Below is the complete server code:

# create the server functions for the dashboard  
server <- function(input, output) { 
  #some data manipulation to derive the values of KPI boxes
  total.revenue <- sum(recommendation$Revenue)
  sales.account <- recommendation %>% group_by(Account) %>% summarise(value = sum(Revenue)) %>% filter(value==max(value))
  prof.prod <- recommendation %>% group_by(Product) %>% summarise(value = sum(Revenue)) %>% filter(value==max(value))
#creating the valueBoxOutput content
  output$value1 <- renderValueBox({
    valueBox(
      formatC(sales.account$value, format="d", big.mark=',')
      ,paste('Top Account:',sales.account$Account)
      ,icon = icon("stats",lib='glyphicon')
      ,color = "purple")  
  })
  output$value2 <- renderValueBox({ 
    valueBox(
      formatC(total.revenue, format="d", big.mark=',')
      ,'Total Expected Revenue'
      ,icon = icon("gbp",lib='glyphicon')
      ,color = "green")  
  })
output$value3 <- renderValueBox({
    valueBox(
      formatC(prof.prod$value, format="d", big.mark=',')
      ,paste('Top Product:',prof.prod$Product)
      ,icon = icon("menu-hamburger",lib='glyphicon')
      ,color = "yellow")   
  })
#creating the plotOutput content
  output$revenuebyPrd <- renderPlot({
    ggplot(data = recommendation, 
           aes(x=Product, y=Revenue, fill=factor(Region))) + 
      geom_bar(position = "dodge", stat = "identity") + ylab("Revenue (in Euros)") + 
      xlab("Product") + theme(legend.position="bottom" 
                              ,plot.title = element_text(size=15, face="bold")) + 
      ggtitle("Revenue by Product") + labs(fill = "Region")
  })
output$revenuebyRegion <- renderPlot({
    ggplot(data = recommendation, 
           aes(x=Account, y=Revenue, fill=factor(Region))) + 
      geom_bar(position = "dodge", stat = "identity") + ylab("Revenue (in Euros)") + 
      xlab("Account") + theme(legend.position="bottom" 
                              ,plot.title = element_text(size=15, face="bold")) + 
      ggtitle("Revenue by Region") + labs(fill = "Region")
  })
}

So far, we have defined both the essential parts of a Shiny app – ui and server.

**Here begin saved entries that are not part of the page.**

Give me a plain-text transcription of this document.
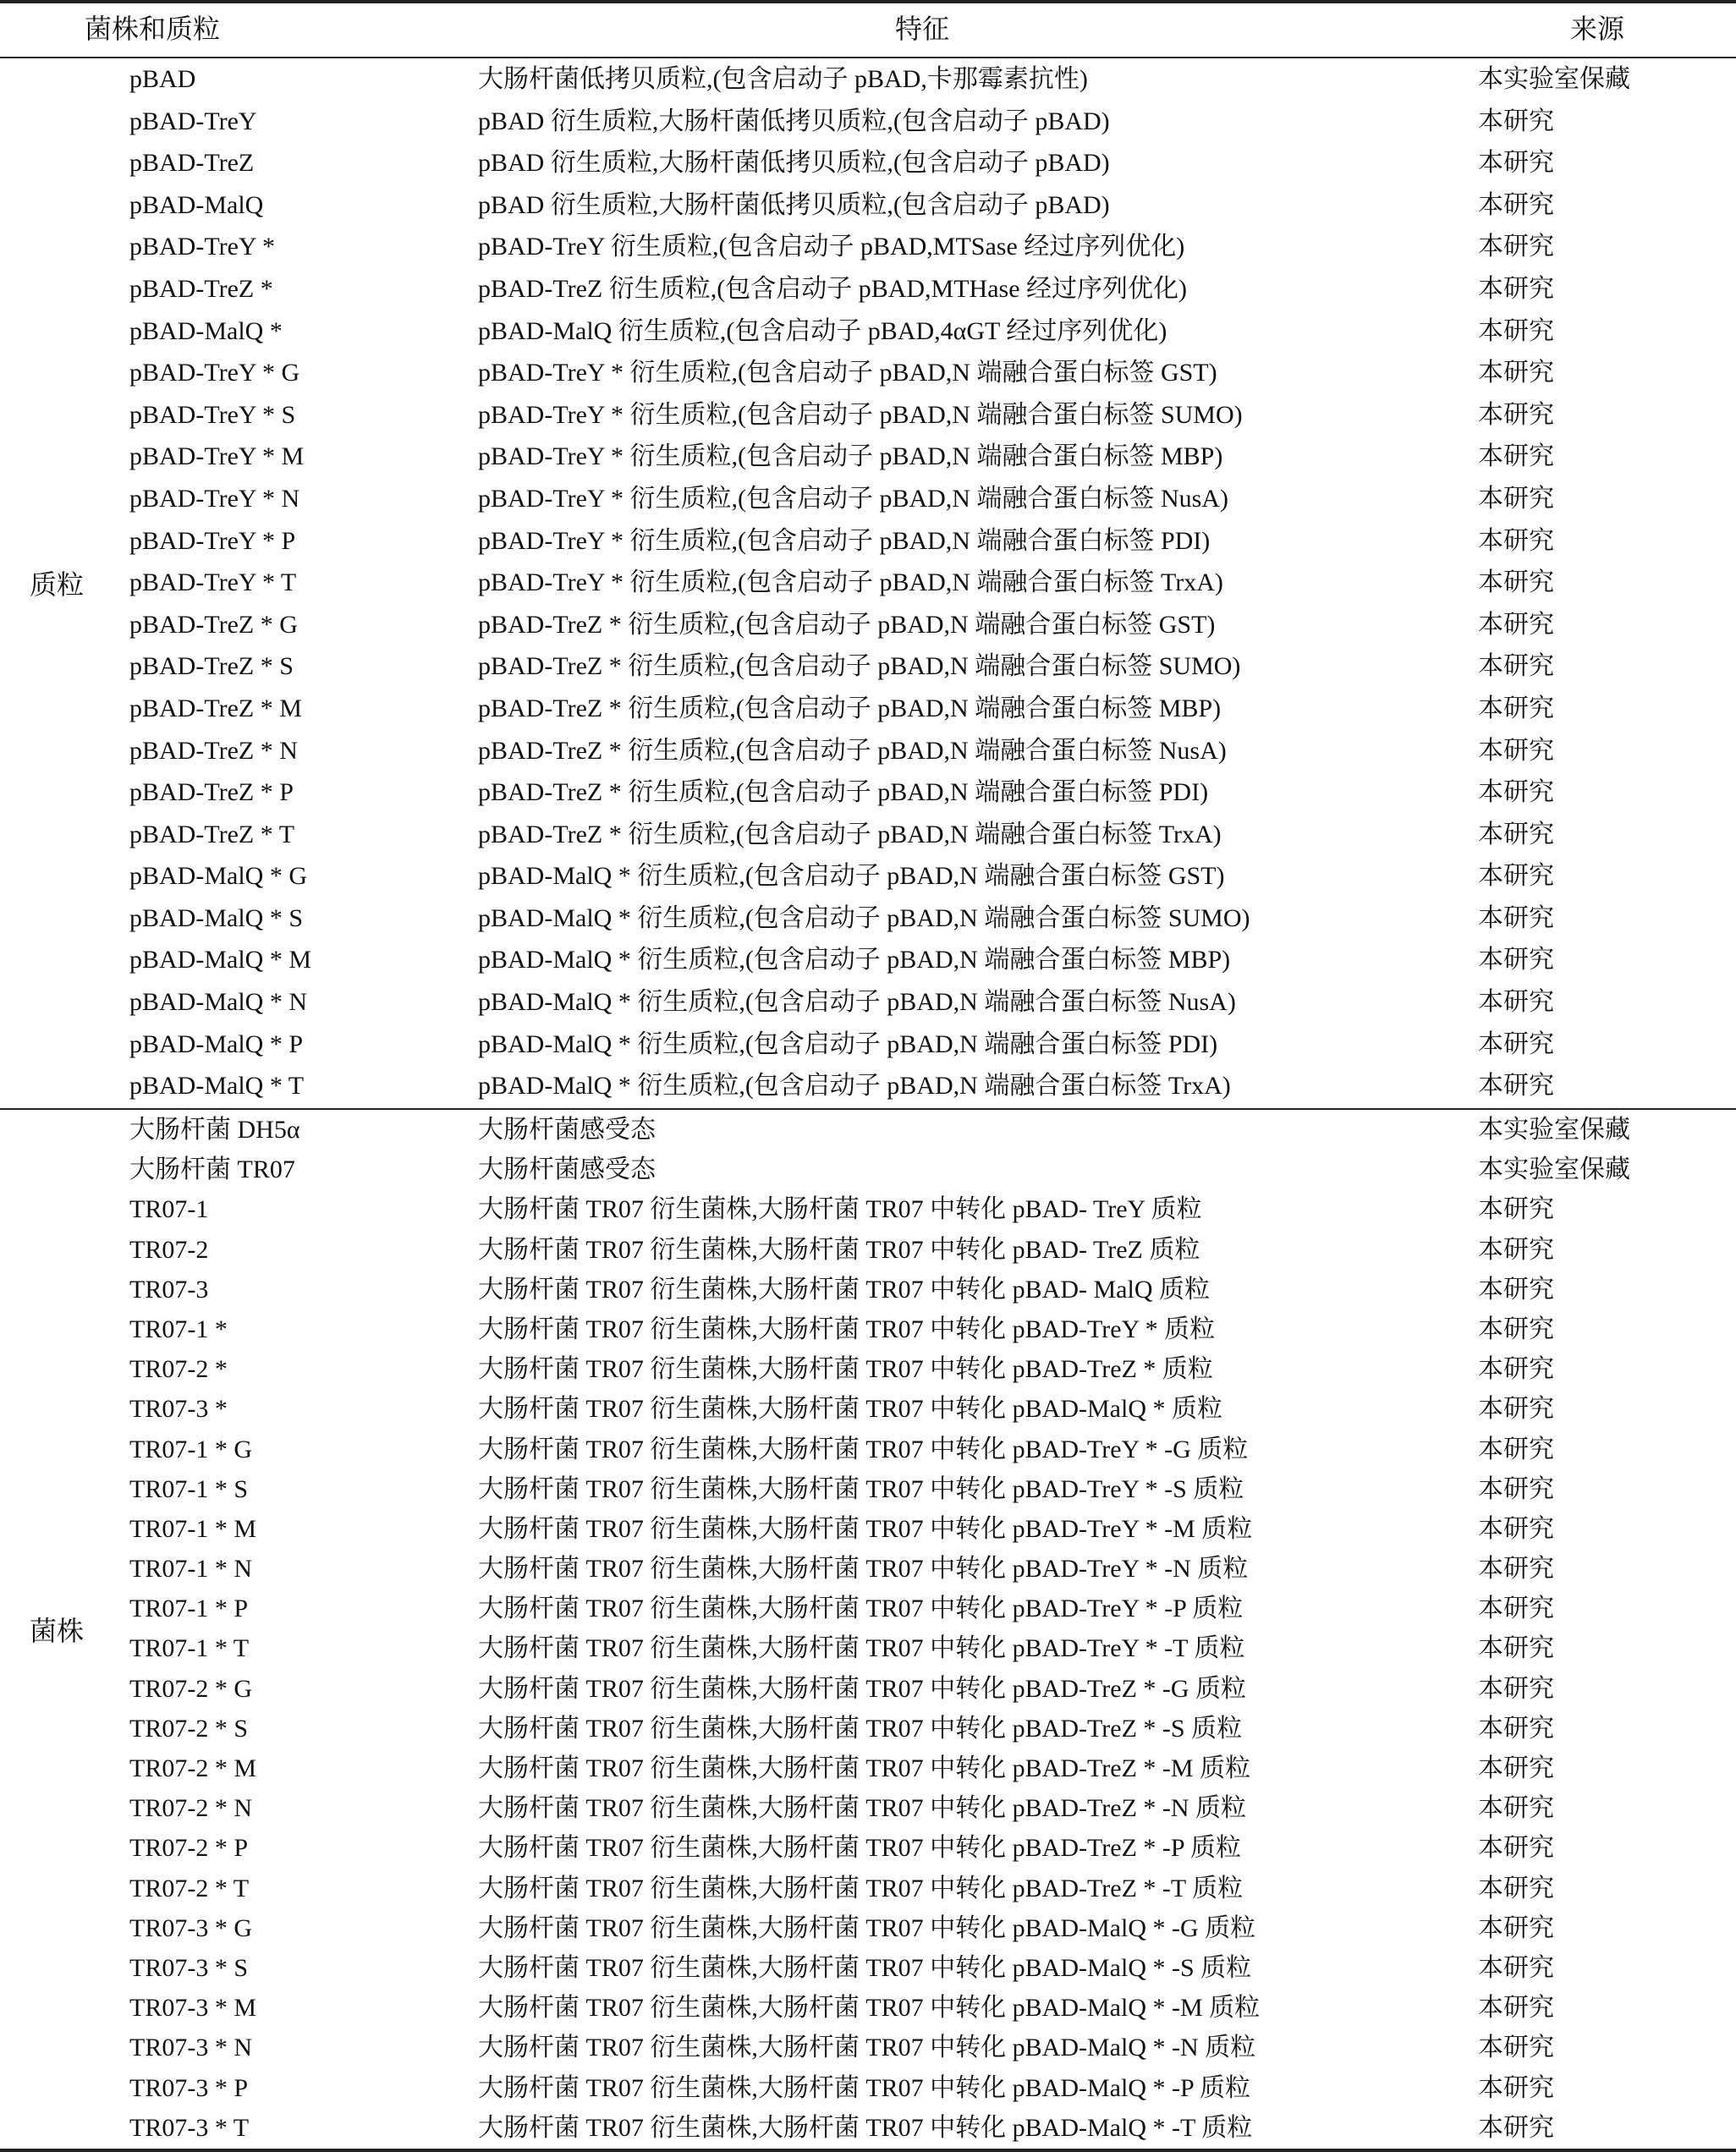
菌株和质粒	特征	来源
质粒
pBAD	大肠杆菌低拷贝质粒,(包含启动子 pBAD,卡那霉素抗性)	本实验室保藏
pBAD-TreY	pBAD 衍生质粒,大肠杆菌低拷贝质粒,(包含启动子 pBAD)	本研究
pBAD-TreZ	pBAD 衍生质粒,大肠杆菌低拷贝质粒,(包含启动子 pBAD)	本研究
pBAD-MalQ	pBAD 衍生质粒,大肠杆菌低拷贝质粒,(包含启动子 pBAD)	本研究
pBAD-TreY *	pBAD-TreY 衍生质粒,(包含启动子 pBAD,MTSase 经过序列优化)	本研究
pBAD-TreZ *	pBAD-TreZ 衍生质粒,(包含启动子 pBAD,MTHase 经过序列优化)	本研究
pBAD-MalQ *	pBAD-MalQ 衍生质粒,(包含启动子 pBAD,4αGT 经过序列优化)	本研究
pBAD-TreY * G	pBAD-TreY * 衍生质粒,(包含启动子 pBAD,N 端融合蛋白标签 GST)	本研究
pBAD-TreY * S	pBAD-TreY * 衍生质粒,(包含启动子 pBAD,N 端融合蛋白标签 SUMO)	本研究
pBAD-TreY * M	pBAD-TreY * 衍生质粒,(包含启动子 pBAD,N 端融合蛋白标签 MBP)	本研究
pBAD-TreY * N	pBAD-TreY * 衍生质粒,(包含启动子 pBAD,N 端融合蛋白标签 NusA)	本研究
pBAD-TreY * P	pBAD-TreY * 衍生质粒,(包含启动子 pBAD,N 端融合蛋白标签 PDI)	本研究
pBAD-TreY * T	pBAD-TreY * 衍生质粒,(包含启动子 pBAD,N 端融合蛋白标签 TrxA)	本研究
pBAD-TreZ * G	pBAD-TreZ * 衍生质粒,(包含启动子 pBAD,N 端融合蛋白标签 GST)	本研究
pBAD-TreZ * S	pBAD-TreZ * 衍生质粒,(包含启动子 pBAD,N 端融合蛋白标签 SUMO)	本研究
pBAD-TreZ * M	pBAD-TreZ * 衍生质粒,(包含启动子 pBAD,N 端融合蛋白标签 MBP)	本研究
pBAD-TreZ * N	pBAD-TreZ * 衍生质粒,(包含启动子 pBAD,N 端融合蛋白标签 NusA)	本研究
pBAD-TreZ * P	pBAD-TreZ * 衍生质粒,(包含启动子 pBAD,N 端融合蛋白标签 PDI)	本研究
pBAD-TreZ * T	pBAD-TreZ * 衍生质粒,(包含启动子 pBAD,N 端融合蛋白标签 TrxA)	本研究
pBAD-MalQ * G	pBAD-MalQ * 衍生质粒,(包含启动子 pBAD,N 端融合蛋白标签 GST)	本研究
pBAD-MalQ * S	pBAD-MalQ * 衍生质粒,(包含启动子 pBAD,N 端融合蛋白标签 SUMO)	本研究
pBAD-MalQ * M	pBAD-MalQ * 衍生质粒,(包含启动子 pBAD,N 端融合蛋白标签 MBP)	本研究
pBAD-MalQ * N	pBAD-MalQ * 衍生质粒,(包含启动子 pBAD,N 端融合蛋白标签 NusA)	本研究
pBAD-MalQ * P	pBAD-MalQ * 衍生质粒,(包含启动子 pBAD,N 端融合蛋白标签 PDI)	本研究
pBAD-MalQ * T	pBAD-MalQ * 衍生质粒,(包含启动子 pBAD,N 端融合蛋白标签 TrxA)	本研究
菌株
大肠杆菌 DH5α	大肠杆菌感受态	本实验室保藏
大肠杆菌 TR07	大肠杆菌感受态	本实验室保藏
TR07-1	大肠杆菌 TR07 衍生菌株,大肠杆菌 TR07 中转化 pBAD- TreY 质粒	本研究
TR07-2	大肠杆菌 TR07 衍生菌株,大肠杆菌 TR07 中转化 pBAD- TreZ 质粒	本研究
TR07-3	大肠杆菌 TR07 衍生菌株,大肠杆菌 TR07 中转化 pBAD- MalQ 质粒	本研究
TR07-1 *	大肠杆菌 TR07 衍生菌株,大肠杆菌 TR07 中转化 pBAD-TreY * 质粒	本研究
TR07-2 *	大肠杆菌 TR07 衍生菌株,大肠杆菌 TR07 中转化 pBAD-TreZ * 质粒	本研究
TR07-3 *	大肠杆菌 TR07 衍生菌株,大肠杆菌 TR07 中转化 pBAD-MalQ * 质粒	本研究
TR07-1 * G	大肠杆菌 TR07 衍生菌株,大肠杆菌 TR07 中转化 pBAD-TreY * -G 质粒	本研究
TR07-1 * S	大肠杆菌 TR07 衍生菌株,大肠杆菌 TR07 中转化 pBAD-TreY * -S 质粒	本研究
TR07-1 * M	大肠杆菌 TR07 衍生菌株,大肠杆菌 TR07 中转化 pBAD-TreY * -M 质粒	本研究
TR07-1 * N	大肠杆菌 TR07 衍生菌株,大肠杆菌 TR07 中转化 pBAD-TreY * -N 质粒	本研究
TR07-1 * P	大肠杆菌 TR07 衍生菌株,大肠杆菌 TR07 中转化 pBAD-TreY * -P 质粒	本研究
TR07-1 * T	大肠杆菌 TR07 衍生菌株,大肠杆菌 TR07 中转化 pBAD-TreY * -T 质粒	本研究
TR07-2 * G	大肠杆菌 TR07 衍生菌株,大肠杆菌 TR07 中转化 pBAD-TreZ * -G 质粒	本研究
TR07-2 * S	大肠杆菌 TR07 衍生菌株,大肠杆菌 TR07 中转化 pBAD-TreZ * -S 质粒	本研究
TR07-2 * M	大肠杆菌 TR07 衍生菌株,大肠杆菌 TR07 中转化 pBAD-TreZ * -M 质粒	本研究
TR07-2 * N	大肠杆菌 TR07 衍生菌株,大肠杆菌 TR07 中转化 pBAD-TreZ * -N 质粒	本研究
TR07-2 * P	大肠杆菌 TR07 衍生菌株,大肠杆菌 TR07 中转化 pBAD-TreZ * -P 质粒	本研究
TR07-2 * T	大肠杆菌 TR07 衍生菌株,大肠杆菌 TR07 中转化 pBAD-TreZ * -T 质粒	本研究
TR07-3 * G	大肠杆菌 TR07 衍生菌株,大肠杆菌 TR07 中转化 pBAD-MalQ * -G 质粒	本研究
TR07-3 * S	大肠杆菌 TR07 衍生菌株,大肠杆菌 TR07 中转化 pBAD-MalQ * -S 质粒	本研究
TR07-3 * M	大肠杆菌 TR07 衍生菌株,大肠杆菌 TR07 中转化 pBAD-MalQ * -M 质粒	本研究
TR07-3 * N	大肠杆菌 TR07 衍生菌株,大肠杆菌 TR07 中转化 pBAD-MalQ * -N 质粒	本研究
TR07-3 * P	大肠杆菌 TR07 衍生菌株,大肠杆菌 TR07 中转化 pBAD-MalQ * -P 质粒	本研究
TR07-3 * T	大肠杆菌 TR07 衍生菌株,大肠杆菌 TR07 中转化 pBAD-MalQ * -T 质粒	本研究
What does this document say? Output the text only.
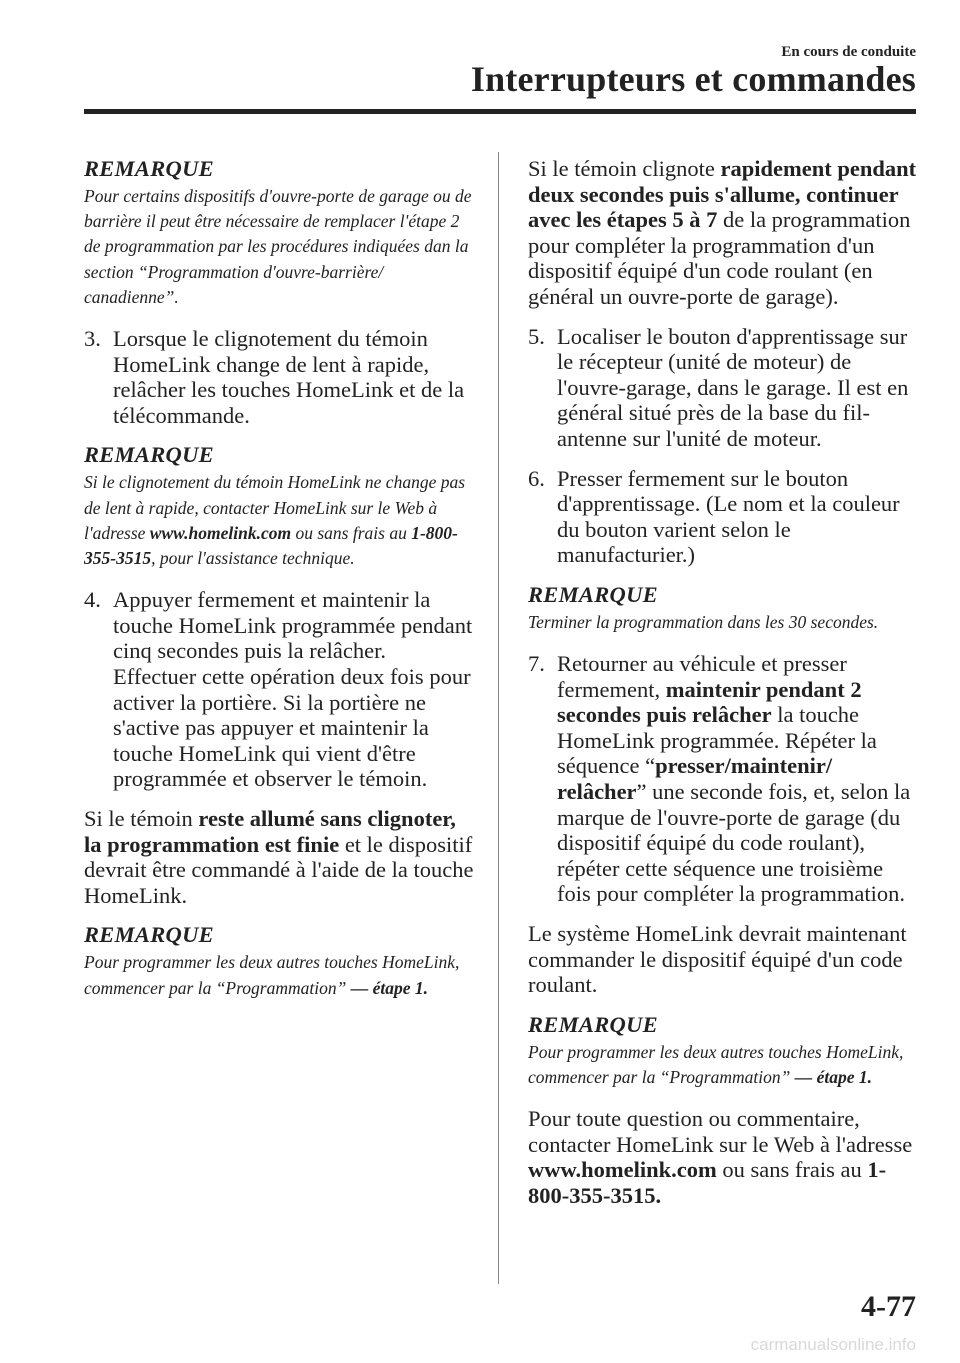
En cours de conduite
Interrupteurs et commandes
REMARQUE

Pour certains dispositifs d'ouvre-porte de garage ou de barrière il peut être nécessaire de remplacer l'étape 2 de programmation par les procédures indiquées dan la section “Programmation d'ouvre-barrière/ canadienne”.

3. Lorsque le clignotement du témoin HomeLink change de lent à rapide, relâcher les touches HomeLink et de la télécommande.
REMARQUE

Si le clignotement du témoin HomeLink ne change pas de lent à rapide, contacter HomeLink sur le Web à l'adresse www.homelink.com ou sans frais au 1-800-355-3515, pour l'assistance technique.

4. Appuyer fermement et maintenir la touche HomeLink programmée pendant cinq secondes puis la relâcher. Effectuer cette opération deux fois pour activer la portière. Si la portière ne s'active pas appuyer et maintenir la touche HomeLink qui vient d'être programmée et observer le témoin.

Si le témoin reste allumé sans clignoter, la programmation est finie et le dispositif devrait être commandé à l'aide de la touche HomeLink.

REMARQUE

Pour programmer les deux autres touches HomeLink, commencer par la “Programmation” — étape 1.

Si le témoin clignote rapidement pendant deux secondes puis s'allume, continuer avec les étapes 5 à 7 de la programmation pour compléter la programmation d'un dispositif équipé d'un code roulant (en général un ouvre-porte de garage).

5. Localiser le bouton d'apprentissage sur le récepteur (unité de moteur) de l'ouvre-garage, dans le garage. Il est en général situé près de la base du fil-antenne sur l'unité de moteur.
6. Presser fermement sur le bouton d'apprentissage. (Le nom et la couleur du bouton varient selon le manufacturier.)
REMARQUE

Terminer la programmation dans les 30 secondes.

7. Retourner au véhicule et presser fermement, maintenir pendant 2 secondes puis relâcher la touche HomeLink programmée. Répéter la séquence “presser/maintenir/ relâcher” une seconde fois, et, selon la marque de l'ouvre-porte de garage (du dispositif équipé du code roulant), répéter cette séquence une troisième fois pour compléter la programmation.

Le système HomeLink devrait maintenant commander le dispositif équipé d'un code roulant.

REMARQUE

Pour programmer les deux autres touches HomeLink, commencer par la “Programmation” — étape 1.

Pour toute question ou commentaire, contacter HomeLink sur le Web à l'adresse www.homelink.com ou sans frais au 1-800-355-3515.

4-77
carmanualsonline.info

And finally we have to call/run the shinyApp with ui and server as its paramters.

#run/call the shiny app
shinyApp(ui, server)
Listening on http://127.0.0.1:5101

The entire file has to be saved as app.R inside a folder before running the shiny app. Also remember to put the input data file (in our case, recommendation.csv inside the same folder where app.R is saved). While there is another valid way to structure the shiny app with two files ui.R and server.R (optionally, global.R), it has been ignored in this article for the sake of brevity since this is aimed at beginners.

Upon running the file, the shiny web app would open in your default browser and would look similar to the below screenshot:

Hopefully at this stage, You have got your shiny web app in the form of Sales Revenue Dashboard up and running. The code and plots used here are available on my Github.